The aberrational data have some limitations. First, they cover only a field of radius of approximately 20°, whereas measurements of peripheral astigmatism suggest that the largest changes with accommodation occur at field angles of 30° and more (Smith et al.,
1988; Whatham et al.,
2009). On the other hand, sensitivity to defocus as evidenced by depth-of-focus (Wang & Ciuffreda,
2004; Wang, Ciuffreda, & Irish,
2006) or accommodation response (Bullimore & Gilmartin,
1987; Gu & Legge,
1987) declines quite rapidly with field angle over the central 10° radius of visual field, due largely to the fall-off in cone and ganglion cell density (Jonas, Schneider, & Naumann,
1992), so that, if retinal control of eye growth as a result of local defocus were to follow a similar pattern, this constraint may not be serious. Second, our measurements rely on subjects maintaining the same level of accommodation during the lengthy series of measurements at the different field angles: this would be expected to have greatest effect on the stability of the values of the spherical equivalent
M. We attempted to minimize this problem by allowing subjects to have breaks on request and at least once during each measurement series. Third, our analysis is in terms of the values of the accommodation stimulus demands, rather than response levels. The actual values of response differed somewhat between subjects. However, examination of the individual data suggested that all the response changes between the 2 stimulus demands were broadly similar (mean and
SD 3.6 ± 0.5 D). Fourth, our subjects were emmetropes, all of whom had essentially myopic
RPRE for the 0.3-D accommodation stimulus. It remains possible that, for example, subjects with hyperopic
RPRE might have displayed more striking changes in aberration. Fifth (as in most earlier studies), subjects maintained accommodation for only relatively short periods of time. It may be that during long periods of nearwork larger aberrational changes might occur, either as a result of corneal change (Buehren, Collins, & Carney,
2003,
2005) or change in the shape of the globe (Mutti et al.,
2007).
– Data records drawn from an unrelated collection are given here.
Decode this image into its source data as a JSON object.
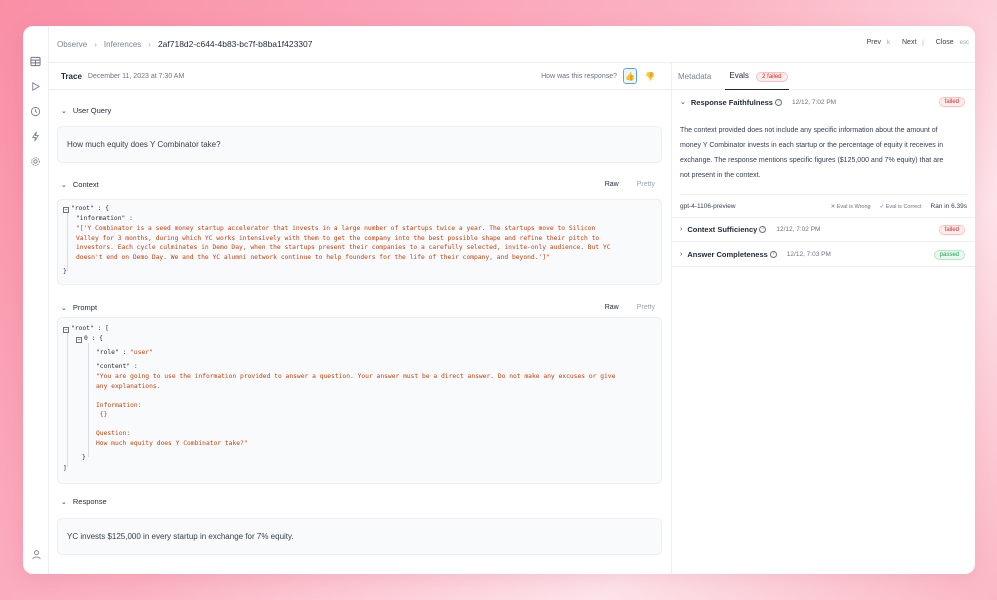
{
  "breadcrumb": {
    "root": "Observe",
    "section": "Inferences",
    "id": "2af718d2-c644-4b83-bc7f-b8ba1f423307"
  },
  "nav": {
    "prev_label": "Prev",
    "prev_key": "k",
    "next_label": "Next",
    "next_key": "j",
    "close_label": "Close",
    "close_key": "esc"
  },
  "trace": {
    "title": "Trace",
    "date": "December 11, 2023 at 7:30 AM",
    "feedback_prompt": "How was this response?"
  },
  "user_query": {
    "label": "User Query",
    "text": "How much equity does Y Combinator take?"
  },
  "context": {
    "label": "Context",
    "raw_label": "Raw",
    "pretty_label": "Pretty",
    "root_key": "\"root\"",
    "open_brace": "{",
    "close_brace": "}",
    "info_key": "\"information\"",
    "value_lines": [
      "\"['Y Combinator is a seed money startup accelerator that invests in a large number of startups twice a year. The startups move to Silicon",
      "Valley for 3 months, during which YC works intensively with them to get the company into the best possible shape and refine their pitch to",
      "investors. Each cycle culminates in Demo Day, when the startups present their companies to a carefully selected, invite-only audience. But YC",
      "doesn't end on Demo Day. We and the YC alumni network continue to help founders for the life of their company, and beyond.']\""
    ]
  },
  "prompt": {
    "label": "Prompt",
    "raw_label": "Raw",
    "pretty_label": "Pretty",
    "root_key": "\"root\"",
    "open_bracket": "[",
    "close_bracket": "]",
    "index_key": "0",
    "open_brace": "{",
    "close_brace": "}",
    "role_key": "\"role\"",
    "role_value": "\"user\"",
    "content_key": "\"content\"",
    "content_lines": [
      "\"You are going to use the information provided to answer a question. Your answer must be a direct answer. Do not make any excuses or give",
      "any explanations.",
      "",
      "Information:",
      " {}",
      "",
      "Question:",
      "How much equity does Y Combinator take?\""
    ]
  },
  "response": {
    "label": "Response",
    "text": "YC invests $125,000 in every startup in exchange for 7% equity."
  },
  "right_tabs": {
    "metadata": "Metadata",
    "evals": "Evals",
    "evals_badge": "2 failed"
  },
  "evals": [
    {
      "name": "Response Faithfulness",
      "time": "12/12, 7:02 PM",
      "status": "failed",
      "body": [
        "The context provided does not include any specific information about the amount of",
        "money Y Combinator invests in each startup or the percentage of equity it receives in",
        "exchange. The response mentions specific figures ($125,000 and 7% equity) that are",
        "not present in the context."
      ],
      "model": "gpt-4-1106-preview",
      "wrong_label": "Eval is Wrong",
      "correct_label": "Eval is Correct",
      "ran": "Ran in 6.39s"
    },
    {
      "name": "Context Sufficiency",
      "time": "12/12, 7:02 PM",
      "status": "failed"
    },
    {
      "name": "Answer Completeness",
      "time": "12/12, 7:03 PM",
      "status": "passed"
    }
  ],
  "colors": {
    "failed": "#dc2626",
    "passed": "#16a34a",
    "string": "#c2410c",
    "active_tab": "#1f2937"
  },
  "icons": [
    "table-icon",
    "play-icon",
    "history-icon",
    "bolt-icon",
    "settings-icon",
    "user-icon",
    "thumbs-up-icon",
    "thumbs-down-icon",
    "chevron-down-icon",
    "chevron-right-icon",
    "help-icon",
    "x-icon",
    "check-icon",
    "collapse-box-icon"
  ]
}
Lastly, we compared the two accommodation demands at a common pupil size, whereas pupil size decreases linearly with increase in accommodation demand at constant illumination (e.g., Kasthurirangan & Glasser,
2005). Thus it must be appreciated that if the unaccommodated pupil size was actually 5 mm, the aberrations in the accommodated case would be smaller than shown here and have different effects on retinal imagery. The rate of change of coma would reduce across the field and the negative spherical aberration would be smaller. As our actual pupil sizes all exceeded 5 mm, the pupil centers were likely to be slightly inaccurate for a 5-mm pupil (Walsh,
1988; Wilson, Campbell, & Simonet,
1992) and this would affect aberrations. However, shifts in pupil center, because of the differences in pupil size with accommodation, are allowed for in the analysis of the Shack–Hartmann patterns and are hence taken account of in the results.